After making the changes to use signalWithStart and continueAsNew, here is our final workflow code:

import {
  condition,
  proxyActivities,
  startChild,
  defineQuery,
  defineSignal,
  setHandler,
  continueAsNew,
} from "@temporalio/workflow"

import type * as activities from "./activities"

const MAX_CHILD_ITERATIONS = 2000

const { sendEmail, sendCompleteSignal, signalWithStartSendEmailWorkflow } =
  proxyActivities<typeof activities>({
    startToCloseTimeout: "1 minute",
  })

export const statusQuery = defineQuery<string>("status")
export const childCompleteSignal = defineSignal<[]>("childComplete")

export const queueSendEmailWorkflowSignal = defineSignal<
  [parentWorkflowId: string, subject: string, body: string]
>("queueSendEmailWorkflow")

export async function sendEmailBatchWorkflow(
  workflowId: string,
  emailAddresses: string[],
  subject: string,
  body: string
): Promise<void> {
  const statusReceiverHandler = await startChild(
    sendEmailBatchStatusReceiverWorkflow,
    {
      workflowId: `${workflowId}-status-receiver`,
      args: [emailAddresses.length],
    }
  )

  for (const emailAddress of emailAddresses) {
    await signalWithStartSendEmailWorkflow(
      workflowId,
      emailAddress,
      subject,
      body
    )
  }

  return await statusReceiverHandler.result()
}

export async function sendEmailBatchStatusReceiverWorkflow(
  total: number
): Promise<void> {
  let complete = 0
  setHandler(childCompleteSignal, () => {
    complete += 1
  })

  setHandler(statusQuery, () => {
    return `${complete} of ${total} complete`
  })

  await condition(() => complete === total)

  return
}

interface PendingEmail {
  parentWorkflowId: string
  subject: string
  body: string
}
export async function sendEmailWorkflow(
  emailAddress: string
) {
  const pendingEmails: PendingEmail[] = []

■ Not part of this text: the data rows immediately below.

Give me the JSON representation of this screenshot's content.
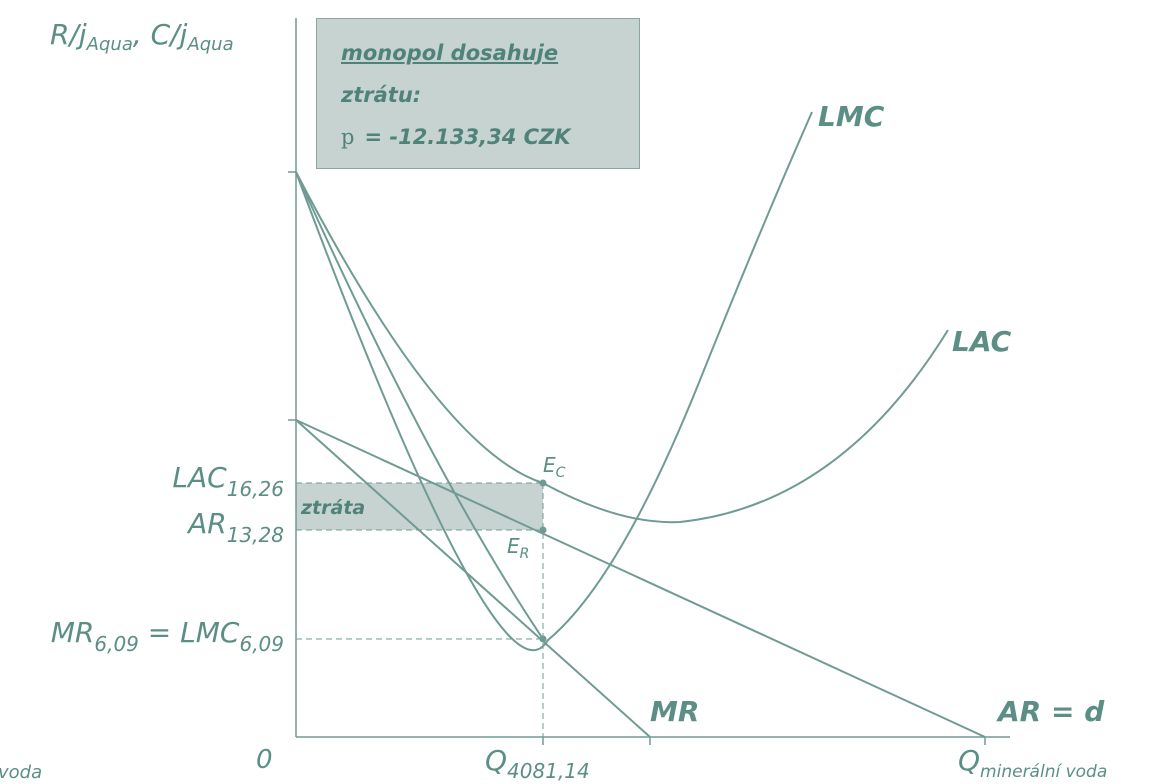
{
  "y_axis_label": {
    "r": "R/j",
    "r_sub": "Aqua",
    "sep": ", ",
    "c": "C/j",
    "c_sub": "Aqua"
  },
  "x_axis_label": {
    "q": "Q",
    "q_sub": "minerální voda"
  },
  "left_cut_label": "voda",
  "origin_label": "0",
  "info_box": {
    "line1": "monopol dosahuje",
    "line2": "ztrátu:",
    "profit_symbol": "p",
    "profit_value": "= -12.133,34 CZK"
  },
  "curve_labels": {
    "lmc": "LMC",
    "lac": "LAC",
    "mr": "MR",
    "ar": "AR = d"
  },
  "points": {
    "ec": "E",
    "ec_sub": "C",
    "er": "E",
    "er_sub": "R"
  },
  "loss_label": "ztráta",
  "y_ticks": {
    "lac": {
      "main": "LAC",
      "sub": "16,26"
    },
    "ar": {
      "main": "AR",
      "sub": "13,28"
    },
    "mr_lmc": {
      "main1": "MR",
      "sub1": "6,09",
      "eq": " = ",
      "main2": "LMC",
      "sub2": "6,09"
    }
  },
  "x_ticks": {
    "q": {
      "main": "Q",
      "sub": "4081,14"
    }
  },
  "colors": {
    "curve": "#6f9b94",
    "text": "#5b8f86",
    "loss_fill": "#c6d3d1",
    "box_border": "#8aa7a2"
  }
}
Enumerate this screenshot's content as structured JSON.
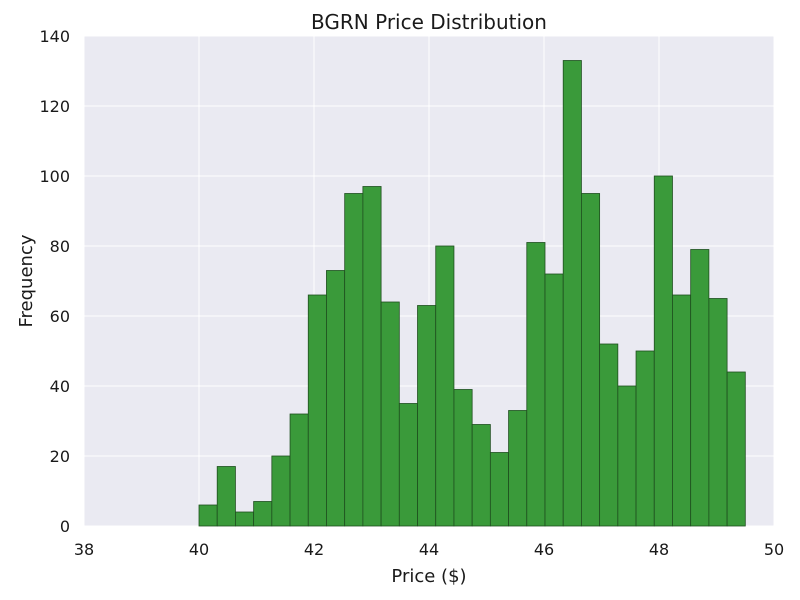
{
  "chart_data": {
    "type": "bar",
    "title": "BGRN Price Distribution",
    "xlabel": "Price ($)",
    "ylabel": "Frequency",
    "xlim": [
      38,
      50
    ],
    "ylim": [
      0,
      140
    ],
    "xticks": [
      "38",
      "40",
      "42",
      "44",
      "46",
      "48",
      "50"
    ],
    "yticks": [
      "0",
      "20",
      "40",
      "60",
      "80",
      "100",
      "120",
      "140"
    ],
    "grid": true,
    "colors": {
      "bar_fill": "#3a9a3a",
      "bar_edge": "#1f4f1f",
      "plot_bg": "#eaeaf2",
      "grid": "#ffffff"
    },
    "bins": {
      "start": 40.0,
      "width": 0.3167,
      "counts": [
        6,
        17,
        4,
        7,
        20,
        32,
        66,
        73,
        95,
        97,
        64,
        35,
        63,
        80,
        39,
        29,
        21,
        33,
        81,
        72,
        133,
        95,
        52,
        40,
        50,
        100,
        66,
        79,
        65,
        44
      ]
    }
  }
}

  setHandler(queueSendEmailWorkflowSignal, (parentWorkflowId: string, subject: string, body: string) => {
    pendingEmails.push({ parentWorkflowId, subject, body })
  })

  for (let i = 0; i < MAX_CHILD_ITERATIONS; i++) {
    await condition(() => pendingEmails.length > 0)

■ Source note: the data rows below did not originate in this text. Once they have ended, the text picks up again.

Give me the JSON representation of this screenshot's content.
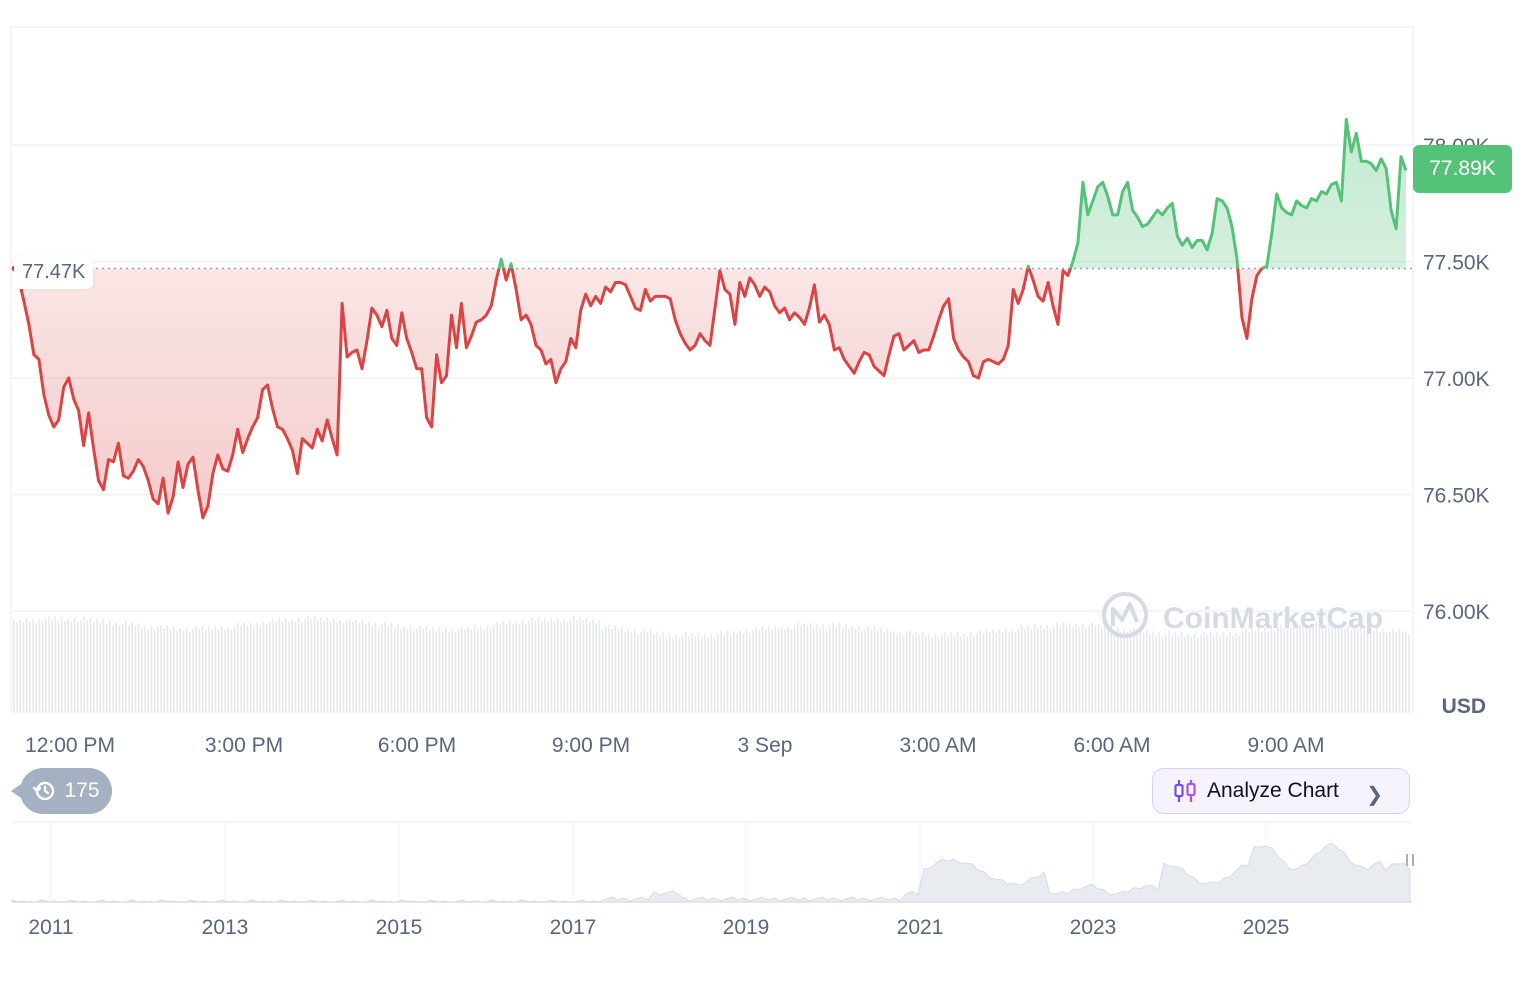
{
  "chart_data": [
    {
      "type": "area",
      "x_ticks": [
        "12:00 PM",
        "3:00 PM",
        "6:00 PM",
        "9:00 PM",
        "3 Sep",
        "3:00 AM",
        "6:00 AM",
        "9:00 AM"
      ],
      "y_ticks": [
        "76.00K",
        "76.50K",
        "77.00K",
        "77.50K",
        "78.00K"
      ],
      "ylim": [
        76000,
        78000
      ],
      "y_unit": "USD",
      "reference_value": 77470,
      "reference_label": "77.47K",
      "current_value": 77890,
      "current_label": "77.89K",
      "grid": true,
      "values": [
        77470,
        77420,
        77330,
        77230,
        77100,
        77080,
        76930,
        76840,
        76790,
        76820,
        76960,
        77000,
        76910,
        76860,
        76710,
        76850,
        76700,
        76560,
        76520,
        76650,
        76640,
        76720,
        76580,
        76570,
        76600,
        76650,
        76620,
        76560,
        76480,
        76460,
        76570,
        76420,
        76490,
        76640,
        76530,
        76630,
        76660,
        76520,
        76400,
        76450,
        76590,
        76670,
        76610,
        76600,
        76670,
        76780,
        76680,
        76740,
        76790,
        76830,
        76950,
        76970,
        76870,
        76790,
        76780,
        76740,
        76690,
        76590,
        76740,
        76720,
        76700,
        76780,
        76730,
        76820,
        76740,
        76670,
        77320,
        77090,
        77110,
        77120,
        77040,
        77160,
        77300,
        77270,
        77220,
        77290,
        77170,
        77140,
        77280,
        77170,
        77110,
        77040,
        77040,
        76830,
        76790,
        77100,
        76980,
        77010,
        77270,
        77130,
        77320,
        77130,
        77180,
        77240,
        77250,
        77270,
        77310,
        77420,
        77510,
        77420,
        77490,
        77380,
        77250,
        77270,
        77230,
        77140,
        77120,
        77060,
        77080,
        76980,
        77040,
        77070,
        77170,
        77130,
        77290,
        77360,
        77310,
        77350,
        77320,
        77390,
        77370,
        77410,
        77410,
        77400,
        77350,
        77300,
        77290,
        77380,
        77330,
        77350,
        77350,
        77350,
        77340,
        77250,
        77190,
        77150,
        77120,
        77140,
        77190,
        77160,
        77140,
        77300,
        77460,
        77380,
        77360,
        77230,
        77410,
        77350,
        77430,
        77400,
        77350,
        77390,
        77370,
        77310,
        77280,
        77300,
        77250,
        77280,
        77260,
        77230,
        77300,
        77400,
        77240,
        77270,
        77230,
        77120,
        77130,
        77080,
        77050,
        77020,
        77070,
        77110,
        77100,
        77050,
        77030,
        77010,
        77100,
        77180,
        77190,
        77120,
        77140,
        77160,
        77110,
        77120,
        77120,
        77180,
        77250,
        77310,
        77340,
        77170,
        77120,
        77090,
        77070,
        77010,
        77000,
        77070,
        77080,
        77070,
        77060,
        77080,
        77140,
        77380,
        77320,
        77380,
        77480,
        77420,
        77350,
        77330,
        77410,
        77310,
        77230,
        77460,
        77440,
        77500,
        77580,
        77840,
        77700,
        77760,
        77820,
        77840,
        77780,
        77700,
        77700,
        77800,
        77840,
        77720,
        77690,
        77650,
        77660,
        77690,
        77720,
        77700,
        77730,
        77750,
        77610,
        77570,
        77600,
        77560,
        77590,
        77590,
        77550,
        77620,
        77770,
        77760,
        77730,
        77650,
        77510,
        77260,
        77170,
        77340,
        77440,
        77470,
        77480,
        77620,
        77790,
        77730,
        77710,
        77700,
        77760,
        77740,
        77730,
        77770,
        77760,
        77800,
        77790,
        77830,
        77840,
        77760,
        78110,
        77970,
        78050,
        77930,
        77930,
        77920,
        77890,
        77940,
        77900,
        77720,
        77640,
        77950,
        77890
      ]
    },
    {
      "type": "area",
      "x_ticks": [
        "2011",
        "2013",
        "2015",
        "2017",
        "2019",
        "2021",
        "2023",
        "2025"
      ]
    }
  ],
  "watermark": "CoinMarketCap",
  "history_count": "175",
  "analyze_label": "Analyze Chart",
  "colors": {
    "up": "#55c27a",
    "down": "#d94545",
    "grid": "#eff2f5",
    "accent": "#6f4cf6"
  }
}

    while (pendingEmails.length > 0) {
      const pendingEmail = pendingEmails.shift()
      if (pendingEmail) {
        await sendEmail(emailAddress, pendingEmail.subject, pendingEmail.body)
        await sendCompleteSignal(pendingEmail.parentWorkflowId)
      }
    }
  }

  await continueAsNew<typeof sendEmailWorkflow>(emailAddress)
}

And here is the full Activity code:

import { WorkflowClient } from "@temporalio/client"
import {
  sendEmailWorkflow,
  queueSendEmailWorkflowSignal,
  childCompleteSignal,
} from "./workflows"

export async function signalWithStartSendEmailWorkflow(
  parentWorkflowId: string,
  emailAddress: string,
  subject: string,
  body: string
): Promise<void> {
  const client = new WorkflowClient()

  await client.signalWithStart(sendEmailWorkflow, {
    taskQueue: "task-queue",
    workflowId: `${emailAddress}-send-email-workflow`,
    args: [emailAddress],
    signal: queueSendEmailWorkflowSignal,
    signalArgs: [parentWorkflowId, subject, body],
  })
}

export async function sendEmail(
  emailAddress: string,
  subject: string,
  body: string
): Promise<void> {
  console.log({ emailAddress, subject, body })
}

export async function sendCompleteSignal(
  parentWorkflowId: string
): Promise<void> {
  const client = new WorkflowClient()
  const handle = client.getHandle(`${parentWorkflowId}-status-receiver`)
  return handle.signal(childCompleteSignal)
}

To try it out yourself, check out the example on GitHub.

Conclusion

Now you have everything you need to continue processing your bulk operations with Temporal. With the power of child workflows, queries, signals, signalWithStart, and continueAsNew, you can use Temporal to process thousands of operations without breaking a sweat!